The Household & Commercial Products Association (HCPA) released the following statement today, attributed to Nicholas Georges, Senior Director of Scientific & International Affairs, to remind consumers that U.S. aerosol products must comply with strict safety testing requirements, industry standards and federal regulations.

“Every aerosol product manufactured in the U.S. undergoes rigorous testing to ensure the product’s integrity and to prevent failure of the product during transport, use and storage. The Department of Transportation (DOT) requires numerous tests to ensure the safety of aerosol products, including a hot water bath test where all aerosol products are heated to 130 degrees Fahrenheit, which is meant to ensure that containers are not over-pressurized.
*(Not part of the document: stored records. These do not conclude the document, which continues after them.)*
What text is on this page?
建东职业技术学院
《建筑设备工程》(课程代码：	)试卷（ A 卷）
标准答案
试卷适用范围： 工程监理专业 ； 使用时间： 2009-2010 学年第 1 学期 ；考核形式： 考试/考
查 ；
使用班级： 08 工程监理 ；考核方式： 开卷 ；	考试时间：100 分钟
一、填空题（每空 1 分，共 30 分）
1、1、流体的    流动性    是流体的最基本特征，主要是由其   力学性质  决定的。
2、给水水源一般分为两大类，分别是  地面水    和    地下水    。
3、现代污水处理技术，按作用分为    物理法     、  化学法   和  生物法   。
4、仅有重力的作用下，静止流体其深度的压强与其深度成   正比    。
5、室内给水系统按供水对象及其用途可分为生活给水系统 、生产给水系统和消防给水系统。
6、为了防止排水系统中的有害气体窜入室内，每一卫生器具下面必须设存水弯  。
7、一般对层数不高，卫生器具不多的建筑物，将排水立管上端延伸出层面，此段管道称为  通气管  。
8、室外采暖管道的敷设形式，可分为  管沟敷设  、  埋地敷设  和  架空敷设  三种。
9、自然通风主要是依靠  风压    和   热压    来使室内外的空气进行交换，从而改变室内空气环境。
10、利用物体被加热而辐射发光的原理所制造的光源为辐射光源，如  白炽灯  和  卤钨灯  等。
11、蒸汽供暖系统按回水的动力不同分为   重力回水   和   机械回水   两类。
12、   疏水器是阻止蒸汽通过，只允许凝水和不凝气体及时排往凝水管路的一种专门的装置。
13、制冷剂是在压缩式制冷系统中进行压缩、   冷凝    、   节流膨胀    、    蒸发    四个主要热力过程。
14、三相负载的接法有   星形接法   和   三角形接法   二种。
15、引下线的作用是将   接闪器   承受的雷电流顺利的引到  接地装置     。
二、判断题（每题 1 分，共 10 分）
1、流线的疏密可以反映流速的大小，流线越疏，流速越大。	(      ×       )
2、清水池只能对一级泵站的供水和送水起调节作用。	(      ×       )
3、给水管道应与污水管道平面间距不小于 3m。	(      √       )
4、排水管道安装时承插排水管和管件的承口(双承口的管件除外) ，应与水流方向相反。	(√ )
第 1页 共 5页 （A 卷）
While the recent event involving a dry shampoo bottle in St. Louis is very unfortunate, an event such as this is extremely rare. In this case, the container appears to have depressurized due to the extreme heat, and combined with the enclosed space of the car console, caused damage to the sunroof. The aerosol propellants and other ingredients did not combust. A properly manufactured and tested dry shampoo container should contain the pressure of the product and function as intended, even under these conditions.

Aerosol products are widely used to deliver a variety of products, including household cleaning, food, medical and personal care. Consumers can be confident that these products are both safe and effective when used according to the label directions, which also explain proper storage instructions.”